Oregon’s offense continues to be offensive

Syndication: The Register Guard Ben Lonergan/The Register-Guard / USA TODAY NETWORK

Oregon’s women’s team continued whatever it is that ails them in a poor offensive showing at MKA on Friday night. They dropped a game that, like Stanford, they could have won, had they only been able to find the basket.

Oregon scored the first three points and that would prove to be their only lead of the game. In spite of trailing all game, the Ducks showed some life in the third quarter and were only down by two at its end, 37-39. Their offense could not be resuscitated by any means in the 4th, however, and Oregon ended to a disappointing finish.

This Oregon offense continues to under-perform, same as the Stanford game, despite showing overall very good defensive chops. In both of these games, the Ducks’ defense kept them in the game, and for a lack of finding the basket, they had a good chance of coming out with a win.

I thought that, during the game, Oregon was in trouble after turning the ball over six times in the first quarter. As alarming as that was, the turnovers evened out over the course of the match and the game ended evenly, with 15 turnovers to Colorado’s 14.

The board play was not really a factor. Both team tied with 36 rebounds.

With both this game and the Stanford match, Oregon’s inability to find the basket is dumbfounding. We’re not talking just the three shot - the Ducks went 0-16 on threes tonight - but just an inability to finish open looks and easy layups. In the Stanford game, Oregon was 20-80. Tonight, they were 20-55. Oregon went to the line much more than the Buffaloes, and their 13 points from the charity stripe accounted for 20% of their point total. That kind of badness (but really good FT shooting) is mind boggling.

I was asked, during the game, is this Oregon team just bad? I don’t have a definitive answer to that. During warmups, and the practices that I’ve seen, players like Chance Gray and Te-Hina Paopao knock down long shots like no one’s business. In fact, I was watching exactly that before the game and marvelling at the shots and precision, and I consciously thought to myself “Those are great shots...Can they do that in the game?” Alas, no. It would appear that these shooters can’t put it together in the game.
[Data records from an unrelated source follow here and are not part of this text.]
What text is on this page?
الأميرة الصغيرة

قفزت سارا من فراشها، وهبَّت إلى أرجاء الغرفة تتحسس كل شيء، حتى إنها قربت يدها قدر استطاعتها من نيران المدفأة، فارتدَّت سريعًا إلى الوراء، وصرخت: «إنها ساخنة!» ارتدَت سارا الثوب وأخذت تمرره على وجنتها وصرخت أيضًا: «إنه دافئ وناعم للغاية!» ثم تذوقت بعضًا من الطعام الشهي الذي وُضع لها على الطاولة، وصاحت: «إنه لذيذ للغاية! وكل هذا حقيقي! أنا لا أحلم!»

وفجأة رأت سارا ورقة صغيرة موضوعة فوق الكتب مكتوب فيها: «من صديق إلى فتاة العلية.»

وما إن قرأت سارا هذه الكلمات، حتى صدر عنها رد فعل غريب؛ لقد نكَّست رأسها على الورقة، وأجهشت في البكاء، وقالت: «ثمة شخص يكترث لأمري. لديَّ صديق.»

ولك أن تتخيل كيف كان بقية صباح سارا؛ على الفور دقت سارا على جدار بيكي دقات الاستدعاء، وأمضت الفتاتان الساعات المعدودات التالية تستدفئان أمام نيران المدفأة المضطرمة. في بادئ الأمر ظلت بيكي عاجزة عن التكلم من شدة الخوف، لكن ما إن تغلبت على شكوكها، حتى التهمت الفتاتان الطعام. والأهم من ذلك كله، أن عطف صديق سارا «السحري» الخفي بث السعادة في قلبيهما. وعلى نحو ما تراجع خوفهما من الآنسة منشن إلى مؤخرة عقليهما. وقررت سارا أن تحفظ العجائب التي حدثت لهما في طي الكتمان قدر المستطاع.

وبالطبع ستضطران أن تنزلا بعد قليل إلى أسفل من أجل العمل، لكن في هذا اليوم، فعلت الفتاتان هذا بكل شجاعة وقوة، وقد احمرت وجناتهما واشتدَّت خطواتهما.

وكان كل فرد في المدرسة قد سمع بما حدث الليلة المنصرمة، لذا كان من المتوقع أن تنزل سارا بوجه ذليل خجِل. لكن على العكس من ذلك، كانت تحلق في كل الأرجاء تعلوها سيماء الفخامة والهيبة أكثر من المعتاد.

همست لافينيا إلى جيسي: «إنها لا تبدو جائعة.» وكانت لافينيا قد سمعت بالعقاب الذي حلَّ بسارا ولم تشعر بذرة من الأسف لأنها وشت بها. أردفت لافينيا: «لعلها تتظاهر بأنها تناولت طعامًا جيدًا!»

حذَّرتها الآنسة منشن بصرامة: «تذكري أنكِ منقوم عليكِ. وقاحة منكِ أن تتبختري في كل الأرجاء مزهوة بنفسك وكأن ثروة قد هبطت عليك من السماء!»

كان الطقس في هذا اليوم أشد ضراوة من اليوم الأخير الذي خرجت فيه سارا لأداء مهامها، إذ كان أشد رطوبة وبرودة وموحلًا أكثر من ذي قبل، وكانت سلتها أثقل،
When I see good field shots in practice and warmups, that tells me that there is some sort of mental block in the game. That will happen, game-to-game, on an individual level, The problem here is that it’s happening team-wide.

The team is frustrated. Coach Kelly Graves is flabbergasted. I think that, in his post-game remarks, he took one for the team in taking blame upon himself, as you will see in the remarks below. I think that he’s as puzzled as I am that great practice performance is translating into substandard game play. I don’t get it; I don’t think that he gets it.
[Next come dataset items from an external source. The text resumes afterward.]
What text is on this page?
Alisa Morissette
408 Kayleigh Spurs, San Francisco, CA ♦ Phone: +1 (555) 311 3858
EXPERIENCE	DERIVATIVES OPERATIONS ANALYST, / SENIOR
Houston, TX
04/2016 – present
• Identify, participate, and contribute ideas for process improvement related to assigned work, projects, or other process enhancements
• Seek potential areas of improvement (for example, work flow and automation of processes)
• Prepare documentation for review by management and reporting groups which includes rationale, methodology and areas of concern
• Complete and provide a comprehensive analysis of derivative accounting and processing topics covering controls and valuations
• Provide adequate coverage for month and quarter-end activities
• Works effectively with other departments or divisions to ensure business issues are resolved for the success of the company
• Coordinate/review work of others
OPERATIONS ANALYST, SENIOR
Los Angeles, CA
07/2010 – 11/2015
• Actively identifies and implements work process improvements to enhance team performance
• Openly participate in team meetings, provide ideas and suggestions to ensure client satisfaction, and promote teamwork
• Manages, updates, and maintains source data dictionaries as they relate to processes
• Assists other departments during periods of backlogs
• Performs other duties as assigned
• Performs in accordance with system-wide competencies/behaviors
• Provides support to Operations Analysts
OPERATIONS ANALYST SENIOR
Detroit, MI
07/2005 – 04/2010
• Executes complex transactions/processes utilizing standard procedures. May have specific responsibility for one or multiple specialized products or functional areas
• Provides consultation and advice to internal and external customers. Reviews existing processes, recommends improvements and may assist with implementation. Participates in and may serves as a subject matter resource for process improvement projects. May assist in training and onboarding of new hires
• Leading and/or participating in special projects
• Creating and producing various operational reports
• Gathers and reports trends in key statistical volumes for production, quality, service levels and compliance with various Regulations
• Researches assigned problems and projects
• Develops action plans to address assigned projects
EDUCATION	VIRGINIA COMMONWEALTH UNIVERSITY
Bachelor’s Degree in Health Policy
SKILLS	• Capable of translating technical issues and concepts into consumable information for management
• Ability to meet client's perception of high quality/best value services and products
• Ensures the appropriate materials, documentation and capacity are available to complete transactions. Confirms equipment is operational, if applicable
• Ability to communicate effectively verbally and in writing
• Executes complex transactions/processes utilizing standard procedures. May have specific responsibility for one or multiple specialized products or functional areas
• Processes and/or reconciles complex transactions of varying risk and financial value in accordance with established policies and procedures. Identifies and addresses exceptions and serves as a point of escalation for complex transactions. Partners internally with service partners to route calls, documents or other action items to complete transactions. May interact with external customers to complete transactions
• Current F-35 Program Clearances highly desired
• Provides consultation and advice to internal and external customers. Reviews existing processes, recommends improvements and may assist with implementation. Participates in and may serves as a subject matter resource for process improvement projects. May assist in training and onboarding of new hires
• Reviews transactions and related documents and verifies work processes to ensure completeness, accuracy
I would like to say that the women’s team shows the same inconsistency as the men’s team, same as last year, but that’s not true. This year’s women’s incarnation has shown that it’s not capable of beating top-25 teams. Never mind the moral victories; that does not turn into wins. I don’t want to say that this is a bad team...but repeated patterns trump any belief system. That’s just the way it is.

It’s not going to get any easier for Oregon when they host a very good #7 Utah team at MKA on Sunday. That match is at 2:00 pm PT and will be on the Pac-12 Network.